California on Thursday became the first state in the nation to require oil refineries, electricity generating plants, cement kilns and other major emitters to report their annual greenhouse gas emissions beginning in 2009.
The mandatory reporting rule approved by state air regulators would affect 800 manufacturing facilities that account for about 95 percent of emissions from industrial sources in California.
Through the end of the year, businesses can continue to voluntarily submit their carbon emissions to the California Climate Action Registry, a nonprofit created by the state in 2000 to encourage companies and government agencies to track and ultimately reduce their emissions.
Under the new mandate, businesses will begin tracking their carbon dioxide, nitrous oxide and methane emissions next year with the first report due to the state in 2009. The initial submissions won't be audited by a third party, but future reports will have to be verified.
Those primarily affected would include utility plants and providers, petroleum refineries and cement kilns, as well as other industrial sectors that spew into the air more than 25,000 tons of carbon dioxide each year such as food processors, steel foundries and glass container makers. Schools and hospitals are exempt from the new requirement.
The mandatory emissions reporting system for businesses was unanimously approved by the California Air Resources Board at its Thursday meeting and is the first significant action the state has taken on the matter since passing a landmark global warming law last year.

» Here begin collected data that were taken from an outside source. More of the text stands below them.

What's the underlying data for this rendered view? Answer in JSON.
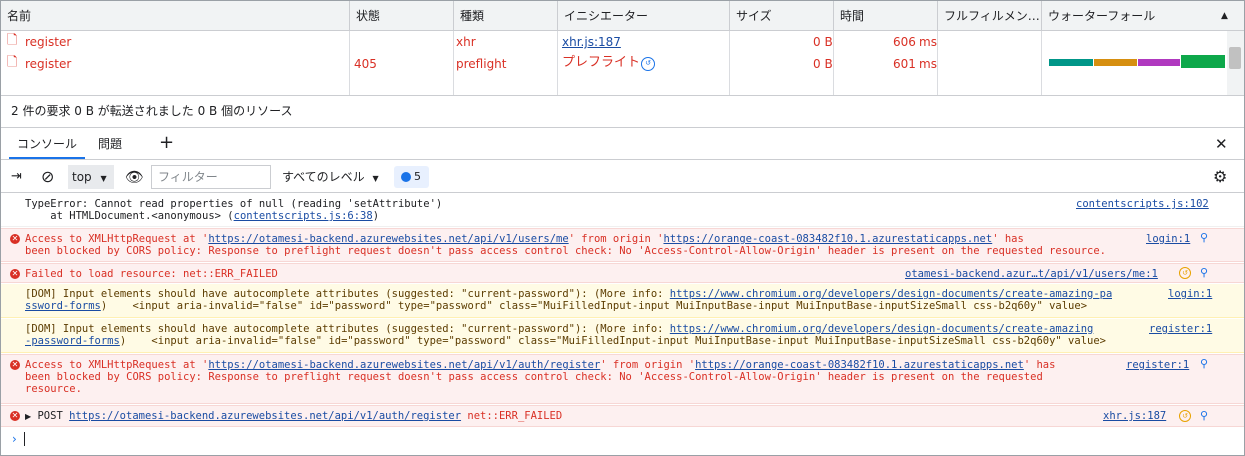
{
  "network": {
    "columns": [
      "名前",
      "状態",
      "種類",
      "イニシエーター",
      "サイズ",
      "時間",
      "フルフィルメン…",
      "ウォーターフォール"
    ],
    "sort_icon": "sort-up-icon",
    "rows": [
      {
        "name": "register",
        "status": "",
        "type": "xhr",
        "initiator": "xhr.js:187",
        "size": "0 B",
        "time": "606",
        "time_unit": "ms"
      },
      {
        "name": "register",
        "status": "405",
        "type": "preflight",
        "initiator": "プレフライト",
        "size": "0 B",
        "time": "601",
        "time_unit": "ms"
      }
    ],
    "waterfall_colors": [
      "#009688",
      "#d68f10",
      "#b039bf",
      "#0da84a"
    ],
    "summary": "2 件の要求  0 B が転送されました  0 B 個のリソース"
  },
  "drawer": {
    "tabs": [
      "コンソール",
      "問題"
    ],
    "add_icon": "+",
    "close_icon": "✕"
  },
  "console_toolbar": {
    "context": "top",
    "filter_placeholder": "フィルター",
    "levels": "すべてのレベル",
    "message_count": "5"
  },
  "messages": [
    {
      "kind": "plain",
      "lines": [
        "TypeError: Cannot read properties of null (reading 'setAttribute')",
        "    at HTMLDocument.<anonymous> ("
      ],
      "inline_link": "contentscripts.js:6:38",
      "tail": ")",
      "source": "contentscripts.js:102"
    },
    {
      "kind": "err",
      "pre": "Access to XMLHttpRequest at '",
      "url1": "https://otamesi-backend.azurewebsites.net/api/v1/users/me",
      "mid": "' from origin '",
      "url2": "https://orange-coast-083482f10.1.azurestaticapps.net",
      "post": "' has",
      "line2": "been blocked by CORS policy: Response to preflight request doesn't pass access control check: No 'Access-Control-Allow-Origin' header is present on the requested resource.",
      "source": "login:1"
    },
    {
      "kind": "err",
      "text": "Failed to load resource: net::ERR_FAILED",
      "source": "otamesi-backend.azur…t/api/v1/users/me:1"
    },
    {
      "kind": "warn",
      "pre": "[DOM] Input elements should have autocomplete attributes (suggested: \"current-password\"): (More info: ",
      "url1": "https://www.chromium.org/developers/design-documents/create-amazing-pa",
      "url1b": "ssword-forms",
      "post": ")    <input aria-invalid=\"false\" id=\"password\" type=\"password\" class=\"MuiFilledInput-input MuiInputBase-input MuiInputBase-inputSizeSmall css-b2q60y\" value>",
      "source": "login:1"
    },
    {
      "kind": "warn",
      "pre": "[DOM] Input elements should have autocomplete attributes (suggested: \"current-password\"): (More info: ",
      "url1": "https://www.chromium.org/developers/design-documents/create-amazing",
      "url1b": "-password-forms",
      "post": ")    <input aria-invalid=\"false\" id=\"password\" type=\"password\" class=\"MuiFilledInput-input MuiInputBase-input MuiInputBase-inputSizeSmall css-b2q60y\" value>",
      "source": "register:1"
    },
    {
      "kind": "err",
      "pre": "Access to XMLHttpRequest at '",
      "url1": "https://otamesi-backend.azurewebsites.net/api/v1/auth/register",
      "mid": "' from origin '",
      "url2": "https://orange-coast-083482f10.1.azurestaticapps.net",
      "post": "' has",
      "line2": "been blocked by CORS policy: Response to preflight request doesn't pass access control check: No 'Access-Control-Allow-Origin' header is present on the requested",
      "line3": "resource.",
      "source": "register:1"
    },
    {
      "kind": "err",
      "method": "POST",
      "url1": "https://otamesi-backend.azurewebsites.net/api/v1/auth/register",
      "post": "net::ERR_FAILED",
      "source": "xhr.js:187"
    }
  ],
  "colors": {
    "error": "#d93025",
    "warning_bg": "#fffbe5",
    "error_bg": "#fdf0f0",
    "link": "#1a4ca3",
    "accent": "#1a73e8"
  }
}
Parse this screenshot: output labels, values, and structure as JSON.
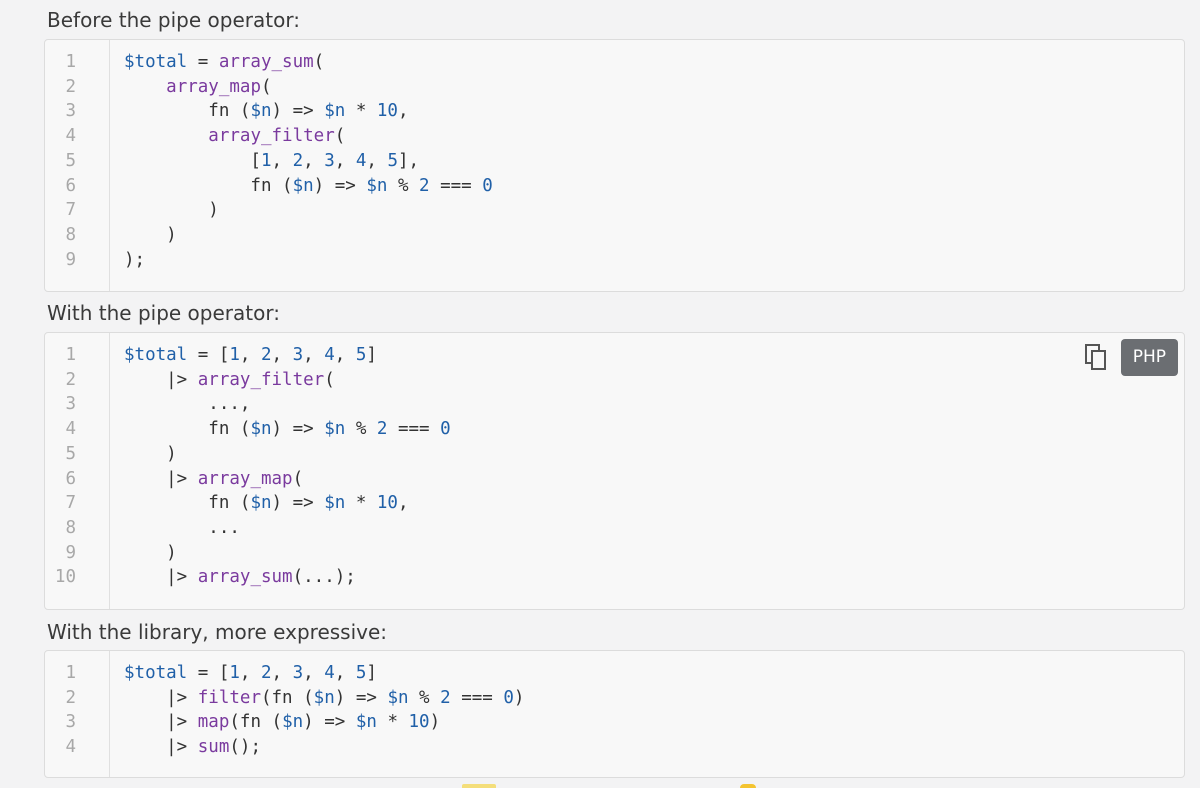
{
  "sections": [
    {
      "heading": "Before the pipe operator:",
      "lines": [
        {
          "n": "1",
          "tokens": [
            [
              "var",
              "$total"
            ],
            [
              "op",
              " = "
            ],
            [
              "fn",
              "array_sum"
            ],
            [
              "op",
              "("
            ]
          ]
        },
        {
          "n": "2",
          "tokens": [
            [
              "op",
              "    "
            ],
            [
              "fn",
              "array_map"
            ],
            [
              "op",
              "("
            ]
          ]
        },
        {
          "n": "3",
          "tokens": [
            [
              "op",
              "        fn ("
            ],
            [
              "var",
              "$n"
            ],
            [
              "op",
              ") => "
            ],
            [
              "var",
              "$n"
            ],
            [
              "op",
              " * "
            ],
            [
              "num",
              "10"
            ],
            [
              "op",
              ","
            ]
          ]
        },
        {
          "n": "4",
          "tokens": [
            [
              "op",
              "        "
            ],
            [
              "fn",
              "array_filter"
            ],
            [
              "op",
              "("
            ]
          ]
        },
        {
          "n": "5",
          "tokens": [
            [
              "op",
              "            ["
            ],
            [
              "num",
              "1"
            ],
            [
              "op",
              ", "
            ],
            [
              "num",
              "2"
            ],
            [
              "op",
              ", "
            ],
            [
              "num",
              "3"
            ],
            [
              "op",
              ", "
            ],
            [
              "num",
              "4"
            ],
            [
              "op",
              ", "
            ],
            [
              "num",
              "5"
            ],
            [
              "op",
              "],"
            ]
          ]
        },
        {
          "n": "6",
          "tokens": [
            [
              "op",
              "            fn ("
            ],
            [
              "var",
              "$n"
            ],
            [
              "op",
              ") => "
            ],
            [
              "var",
              "$n"
            ],
            [
              "op",
              " % "
            ],
            [
              "num",
              "2"
            ],
            [
              "op",
              " === "
            ],
            [
              "num",
              "0"
            ]
          ]
        },
        {
          "n": "7",
          "tokens": [
            [
              "op",
              "        )"
            ]
          ]
        },
        {
          "n": "8",
          "tokens": [
            [
              "op",
              "    )"
            ]
          ]
        },
        {
          "n": "9",
          "tokens": [
            [
              "op",
              ");"
            ]
          ]
        }
      ]
    },
    {
      "heading": "With the pipe operator:",
      "lines": [
        {
          "n": "1",
          "tokens": [
            [
              "var",
              "$total"
            ],
            [
              "op",
              " = ["
            ],
            [
              "num",
              "1"
            ],
            [
              "op",
              ", "
            ],
            [
              "num",
              "2"
            ],
            [
              "op",
              ", "
            ],
            [
              "num",
              "3"
            ],
            [
              "op",
              ", "
            ],
            [
              "num",
              "4"
            ],
            [
              "op",
              ", "
            ],
            [
              "num",
              "5"
            ],
            [
              "op",
              "]"
            ]
          ]
        },
        {
          "n": "2",
          "tokens": [
            [
              "op",
              "    |> "
            ],
            [
              "fn",
              "array_filter"
            ],
            [
              "op",
              "("
            ]
          ]
        },
        {
          "n": "3",
          "tokens": [
            [
              "op",
              "        ...,"
            ]
          ]
        },
        {
          "n": "4",
          "tokens": [
            [
              "op",
              "        fn ("
            ],
            [
              "var",
              "$n"
            ],
            [
              "op",
              ") => "
            ],
            [
              "var",
              "$n"
            ],
            [
              "op",
              " % "
            ],
            [
              "num",
              "2"
            ],
            [
              "op",
              " === "
            ],
            [
              "num",
              "0"
            ]
          ]
        },
        {
          "n": "5",
          "tokens": [
            [
              "op",
              "    )"
            ]
          ]
        },
        {
          "n": "6",
          "tokens": [
            [
              "op",
              "    |> "
            ],
            [
              "fn",
              "array_map"
            ],
            [
              "op",
              "("
            ]
          ]
        },
        {
          "n": "7",
          "tokens": [
            [
              "op",
              "        fn ("
            ],
            [
              "var",
              "$n"
            ],
            [
              "op",
              ") => "
            ],
            [
              "var",
              "$n"
            ],
            [
              "op",
              " * "
            ],
            [
              "num",
              "10"
            ],
            [
              "op",
              ","
            ]
          ]
        },
        {
          "n": "8",
          "tokens": [
            [
              "op",
              "        ..."
            ]
          ]
        },
        {
          "n": "9",
          "tokens": [
            [
              "op",
              "    )"
            ]
          ]
        },
        {
          "n": "10",
          "tokens": [
            [
              "op",
              "    |> "
            ],
            [
              "fn",
              "array_sum"
            ],
            [
              "op",
              "(...);"
            ]
          ]
        }
      ],
      "toolbar": {
        "copy_icon": "copy-icon",
        "language": "PHP"
      }
    },
    {
      "heading": "With the library, more expressive:",
      "lines": [
        {
          "n": "1",
          "tokens": [
            [
              "var",
              "$total"
            ],
            [
              "op",
              " = ["
            ],
            [
              "num",
              "1"
            ],
            [
              "op",
              ", "
            ],
            [
              "num",
              "2"
            ],
            [
              "op",
              ", "
            ],
            [
              "num",
              "3"
            ],
            [
              "op",
              ", "
            ],
            [
              "num",
              "4"
            ],
            [
              "op",
              ", "
            ],
            [
              "num",
              "5"
            ],
            [
              "op",
              "]"
            ]
          ]
        },
        {
          "n": "2",
          "tokens": [
            [
              "op",
              "    |> "
            ],
            [
              "fn",
              "filter"
            ],
            [
              "op",
              "(fn ("
            ],
            [
              "var",
              "$n"
            ],
            [
              "op",
              ") => "
            ],
            [
              "var",
              "$n"
            ],
            [
              "op",
              " % "
            ],
            [
              "num",
              "2"
            ],
            [
              "op",
              " === "
            ],
            [
              "num",
              "0"
            ],
            [
              "op",
              ")"
            ]
          ]
        },
        {
          "n": "3",
          "tokens": [
            [
              "op",
              "    |> "
            ],
            [
              "fn",
              "map"
            ],
            [
              "op",
              "(fn ("
            ],
            [
              "var",
              "$n"
            ],
            [
              "op",
              ") => "
            ],
            [
              "var",
              "$n"
            ],
            [
              "op",
              " * "
            ],
            [
              "num",
              "10"
            ],
            [
              "op",
              ")"
            ]
          ]
        },
        {
          "n": "4",
          "tokens": [
            [
              "op",
              "    |> "
            ],
            [
              "fn",
              "sum"
            ],
            [
              "op",
              "();"
            ]
          ]
        }
      ]
    }
  ]
}
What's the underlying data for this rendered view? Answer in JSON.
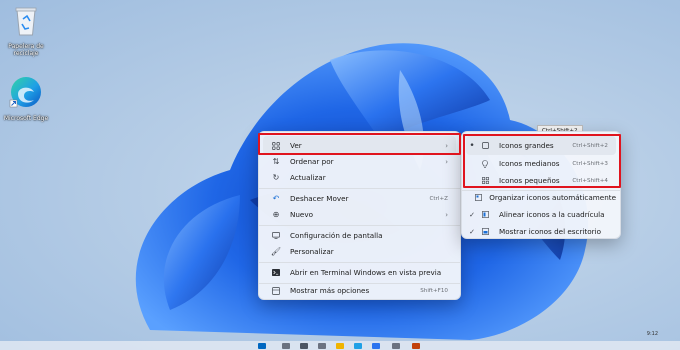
{
  "desktop": {
    "icons": [
      {
        "label": "Papelera de\nreciclaje",
        "icon": "recycle-bin-icon"
      },
      {
        "label": "Microsoft Edge",
        "icon": "edge-icon"
      }
    ]
  },
  "tooltip": {
    "text": "Ctrl+Shift+2"
  },
  "main_menu": {
    "items": [
      {
        "label": "Ver",
        "icon": "grid-icon",
        "arrow": "›"
      },
      {
        "label": "Ordenar por",
        "icon": "sort-icon",
        "arrow": "›"
      },
      {
        "label": "Actualizar",
        "icon": "refresh-icon"
      },
      {
        "label": "Deshacer Mover",
        "icon": "undo-icon",
        "shortcut": "Ctrl+Z"
      },
      {
        "label": "Nuevo",
        "icon": "new-icon",
        "arrow": "›"
      },
      {
        "label": "Configuración de pantalla",
        "icon": "display-icon"
      },
      {
        "label": "Personalizar",
        "icon": "brush-icon"
      },
      {
        "label": "Abrir en Terminal Windows en vista previa",
        "icon": "terminal-icon"
      },
      {
        "label": "Mostrar más opciones",
        "icon": "more-options-icon",
        "shortcut": "Shift+F10"
      }
    ]
  },
  "sub_menu": {
    "items": [
      {
        "label": "Iconos grandes",
        "icon": "monitor-icon",
        "shortcut": "Ctrl+Shift+2",
        "mark": "•"
      },
      {
        "label": "Iconos medianos",
        "icon": "lightbulb-icon",
        "shortcut": "Ctrl+Shift+3",
        "mark": ""
      },
      {
        "label": "Iconos pequeños",
        "icon": "small-grid-icon",
        "shortcut": "Ctrl+Shift+4",
        "mark": ""
      },
      {
        "label": "Organizar iconos automáticamente",
        "icon": "auto-arrange-icon",
        "mark": ""
      },
      {
        "label": "Alinear iconos a la cuadrícula",
        "icon": "align-grid-icon",
        "mark": "✓"
      },
      {
        "label": "Mostrar iconos del escritorio",
        "icon": "desktop-icons-icon",
        "mark": "✓"
      }
    ]
  },
  "taskbar": {
    "time": "9:12"
  },
  "colors": {
    "highlight": "#e0141e",
    "accent": "#0067c0"
  }
}
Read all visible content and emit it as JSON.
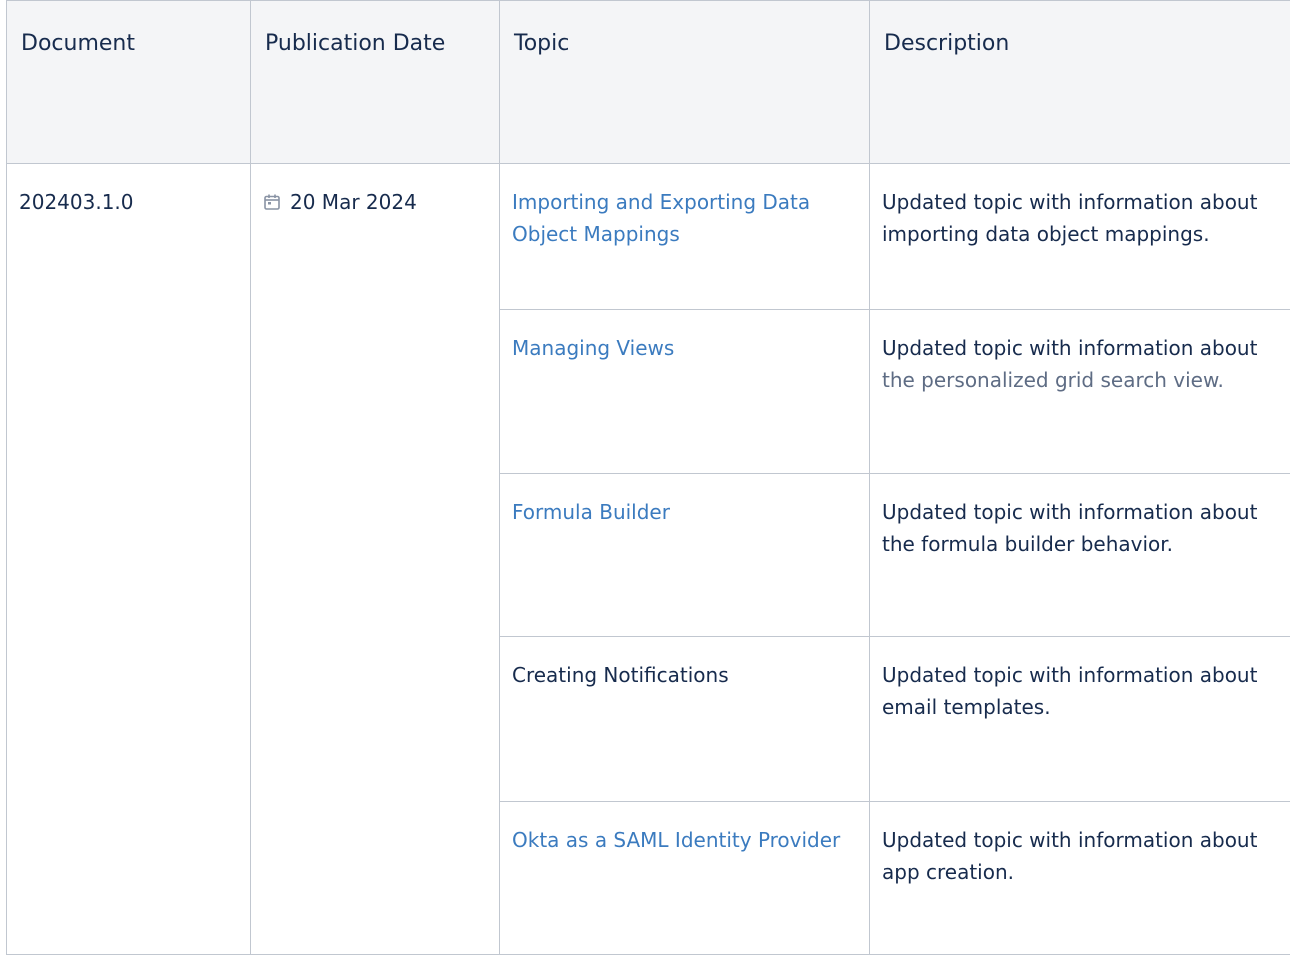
{
  "headers": {
    "document": "Document",
    "publication_date": "Publication Date",
    "topic": "Topic",
    "description": "Description"
  },
  "doc_version": "202403.1.0",
  "publication_date": "20 Mar 2024",
  "date_icon": "calendar-icon",
  "rows": [
    {
      "topic": "Importing and Exporting Data Object Mappings",
      "description": "Updated topic with information about importing data object mappings."
    },
    {
      "topic": "Managing Views",
      "description_intro": "Updated topic with information about ",
      "description_detail": "the personalized grid search view."
    },
    {
      "topic": "Formula Builder",
      "description": "Updated topic with information about the formula builder behavior."
    },
    {
      "topic": "Creating Notifications",
      "description": "Updated topic with information about email templates."
    },
    {
      "topic": "Okta as a SAML Identity Provider",
      "description": "Updated topic with information about app creation."
    }
  ],
  "colors": {
    "link": "#3b7bbf",
    "text": "#172b4d",
    "muted": "#5e6c84",
    "header_bg": "#f4f5f7",
    "border": "#c1c7d0"
  }
}
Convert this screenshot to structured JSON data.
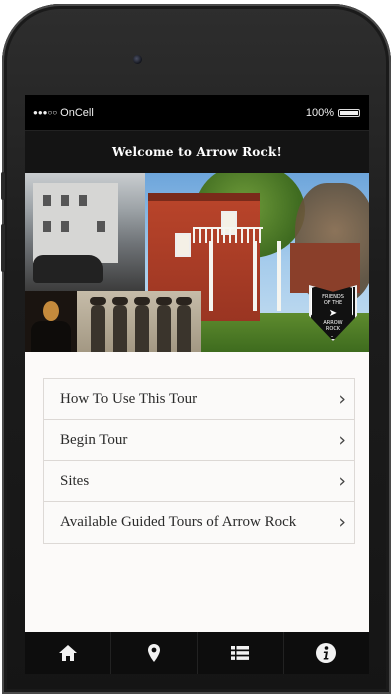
{
  "status": {
    "carrier": "OnCell",
    "battery": "100%"
  },
  "header": {
    "title": "Welcome to Arrow Rock!"
  },
  "hero": {
    "badge_lines": [
      "FRIENDS",
      "OF THE",
      "ARROW",
      "ROCK"
    ]
  },
  "menu": {
    "items": [
      {
        "label": "How To Use This Tour"
      },
      {
        "label": "Begin Tour"
      },
      {
        "label": "Sites"
      },
      {
        "label": "Available Guided Tours of Arrow Rock"
      }
    ],
    "chevron": "›"
  },
  "tabbar": {
    "tabs": [
      {
        "icon": "home-icon"
      },
      {
        "icon": "map-pin-icon"
      },
      {
        "icon": "list-icon"
      },
      {
        "icon": "info-icon"
      }
    ]
  },
  "colors": {
    "screen_bg": "#fcfaf9",
    "bar_bg": "#141414",
    "menu_text": "#2b2b2b"
  }
}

The law, known as AB32, requires that the state reduce its greenhouse gas emissions to 1990 levels by 2020.
The board reached its decision after reading written testimony and listening to a parade of speeches from industry and environmental groups.
Anne McQueen, a consultant who represents Mitsubishi Cement and National Cement, told the board that transportation companies also should be required to report their emissions so cement plants, power providers and others will not have to shoulder the burden of reducing another industry's carbon footprint.
"We know we have to do our part, but we shouldn't have to do everyone's part," McQueen said during a break in the meeting.
Julia May of the environmental justice group, Communities for a Better Environment, said the "fatal flaw" of the mandatory reporting system was letting companies keep secret their emissions calculations. Under the rule, companies have to make public their annual emissions levels, but not the actual calculations used to arrive at those levels if doing so would divulge trade secrets.
In written testimony, the California Manufacturers & Technology Association, which represents 30,000 companies, prefers that only direct emissions be reported and that companies certify the results on their own instead of hiring a third party.
"These are big companies and they're very savvy and have a lot of experience," Joe Lyons, the association's energy lobbyist, said in a telephone interview Wednesday.
The Air Resources Board also agreed that emissions will have to be 173 million tons less than projected 2020 levels to revert to 1990 levels.
Board staff members for the past year worked to quantify the state's 1990 emissions using a variety of data. They calculated that the state spewed about 427 million tons of greenhouse gases in 1990.
Preliminary figures project that emissions for the state could reach 600 million tons by 2020 if no action is taken. That means the state needs to prevent 173 million tons of carbon dioxide and other heat-trapping gases from entering the air to meet the 1990 target.
Also Thursday, the board passed a new rule forcing operators of cargo ships and other large vessels to use land-based electric power while docked at ports around the state. It's estimated the measure would cut diesel and smog-forming emissions from docked vessels by nearly 50 percent by 2014 and by 80 percent by 2020.